Retinal microvascular changes in pregnancy linked to postpartum glucose metabolism abnormalities
Changes in retinal microvasculature during pregnancy may signify an increased risk of abnormal glucose metabolism 5 years later, according to a study of the GUSTO* population.
Researchers from the Singapore Eye Research Institute examined 276 pregnant women with singleton pregnancies from the GUSTO study who underwent retinal photography at week 26–28 gestation (baseline) and were assessed for glucose tolerance using a 75 g oral glucose tolerance test at baseline and 5 years postpartum. Of these, 142 women were diagnosed with gestational diabetes mellitus (GDM; fasting glucose ≥7.0 mmol/L and/or 2-hour glucose ≥7.8 mmol/L) at the baseline visit.
Abnormal glucose metabolism was defined as GDM in subsequent pregnancies within the 5-year follow-up period, prediabetes (impaired fasting glucose [fasting plasma glucose (FPG) 6.1–6.9 mmol/L], impaired glucose tolerance [FPG <7.0 mmol/L and 2-hour plasma glucose 7.9–11.0 mmol/L], or HbA1c 5.7–6.4 percent), or diabetes (FPG ≥7.0 mmol/L or 2-hour plasma glucose ≥11.0 mmol/L) diagnosed at 5 years.
About 25 percent of participants who had subsequent pregnancies had GDM (n=26) while 30.4 percent had abnormal glucose metabolism at 5 years postpartum (n=84).

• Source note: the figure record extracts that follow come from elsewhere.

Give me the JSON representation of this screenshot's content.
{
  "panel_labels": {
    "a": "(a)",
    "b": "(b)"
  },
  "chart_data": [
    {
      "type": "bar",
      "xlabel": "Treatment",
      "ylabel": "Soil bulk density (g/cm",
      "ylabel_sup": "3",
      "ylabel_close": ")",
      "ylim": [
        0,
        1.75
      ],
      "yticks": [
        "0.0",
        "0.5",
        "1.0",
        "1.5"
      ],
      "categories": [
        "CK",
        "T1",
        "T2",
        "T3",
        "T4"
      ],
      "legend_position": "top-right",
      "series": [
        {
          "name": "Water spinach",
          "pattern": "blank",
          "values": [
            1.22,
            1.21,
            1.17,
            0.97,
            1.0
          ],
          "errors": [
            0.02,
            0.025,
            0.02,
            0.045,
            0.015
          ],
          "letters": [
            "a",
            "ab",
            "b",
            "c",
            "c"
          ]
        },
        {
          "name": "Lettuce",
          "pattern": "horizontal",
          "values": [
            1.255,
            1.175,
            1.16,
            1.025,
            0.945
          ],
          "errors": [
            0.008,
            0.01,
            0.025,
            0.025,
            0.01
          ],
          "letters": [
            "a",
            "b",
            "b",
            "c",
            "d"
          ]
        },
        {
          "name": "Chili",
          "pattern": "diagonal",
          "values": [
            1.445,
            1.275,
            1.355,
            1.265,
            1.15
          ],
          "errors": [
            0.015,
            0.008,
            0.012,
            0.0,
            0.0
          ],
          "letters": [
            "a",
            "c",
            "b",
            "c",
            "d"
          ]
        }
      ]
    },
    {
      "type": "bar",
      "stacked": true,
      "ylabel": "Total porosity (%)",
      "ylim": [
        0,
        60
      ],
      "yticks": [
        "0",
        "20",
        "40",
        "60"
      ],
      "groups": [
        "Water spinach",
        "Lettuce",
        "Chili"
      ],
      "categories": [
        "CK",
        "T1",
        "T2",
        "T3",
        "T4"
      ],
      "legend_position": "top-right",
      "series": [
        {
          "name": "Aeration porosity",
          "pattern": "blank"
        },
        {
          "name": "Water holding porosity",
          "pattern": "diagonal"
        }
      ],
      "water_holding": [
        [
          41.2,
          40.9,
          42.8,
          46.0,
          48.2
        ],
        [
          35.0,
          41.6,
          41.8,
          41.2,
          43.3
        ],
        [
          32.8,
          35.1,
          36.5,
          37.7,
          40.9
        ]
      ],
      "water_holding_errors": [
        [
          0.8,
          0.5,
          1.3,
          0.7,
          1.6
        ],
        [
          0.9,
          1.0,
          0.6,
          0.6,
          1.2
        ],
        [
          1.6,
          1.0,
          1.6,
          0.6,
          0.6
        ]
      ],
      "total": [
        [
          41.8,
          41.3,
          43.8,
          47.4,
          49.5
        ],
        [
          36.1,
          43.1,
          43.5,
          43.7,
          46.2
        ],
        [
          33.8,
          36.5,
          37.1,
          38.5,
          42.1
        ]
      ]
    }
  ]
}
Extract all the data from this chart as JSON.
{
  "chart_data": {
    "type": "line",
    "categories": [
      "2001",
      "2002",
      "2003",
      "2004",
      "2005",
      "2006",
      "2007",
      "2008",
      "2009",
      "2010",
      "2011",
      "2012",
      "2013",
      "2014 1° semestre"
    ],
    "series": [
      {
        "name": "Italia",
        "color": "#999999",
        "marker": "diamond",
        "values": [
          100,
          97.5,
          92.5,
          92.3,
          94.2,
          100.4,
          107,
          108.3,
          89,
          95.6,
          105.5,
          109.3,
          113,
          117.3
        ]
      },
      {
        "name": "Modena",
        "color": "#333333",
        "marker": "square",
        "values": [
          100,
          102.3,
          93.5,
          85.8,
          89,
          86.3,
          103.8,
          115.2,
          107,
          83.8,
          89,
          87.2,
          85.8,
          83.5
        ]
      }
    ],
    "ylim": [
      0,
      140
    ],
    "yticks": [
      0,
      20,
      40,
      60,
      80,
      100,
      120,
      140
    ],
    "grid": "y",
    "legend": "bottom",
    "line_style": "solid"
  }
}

After adjusting for maternal age, education, prepregnancy body mass index, ethnicity, and GDM at baseline, increases in retinal venular calibre at baseline were associated with an increased risk of abnormal glucose metabolism at 5 years postpartum (risk ratio [RR], 1.2, 95 percent confidence interval, 1.0–1.5; p<0.05 for every 10 µm widening in retinal venular calibre). [Diabetologia 2017;doi:10.1007/s00125-017-4441]
Narrowing of retinal arteriolar calibre and retinal venular branching angle were also associated with increased insulin resistance index at 5-year follow-up (HOMA-IR, 1.4 and 1.3 for every 10 µm and 10⁰ decrease, respectively; p<0.05).
The association between retinal microvascular changes during pregnancy and subsequent GDM was not significant.
“[I]t is postulated that abnormalities of the microvasculature signal subclinical pathophysiological changes prior to overt insulin resistance and hyperglycaemia,” said the researchers. “Retinal imaging provides a direct view of the retinal microvasculature that could be a proxy for the systemic microvascular structure,” they said.
“[I]n this cohort of mothers with and without GDM at baseline, altered retinal microvascular morphology … was associated with postpartum insulin resistance represented by fasting insulin level and insulin resistance index,” said the researchers.
“Our findings may … help to provide a potential novel and quantitative predictor … during pregnancy for identifying mothers who are at high risk of abnormal glucose metabolism after pregnancy or in subsequent pregnancies,” they said, recommending that future research assess these outcomes in a larger population and with a longer follow-up period.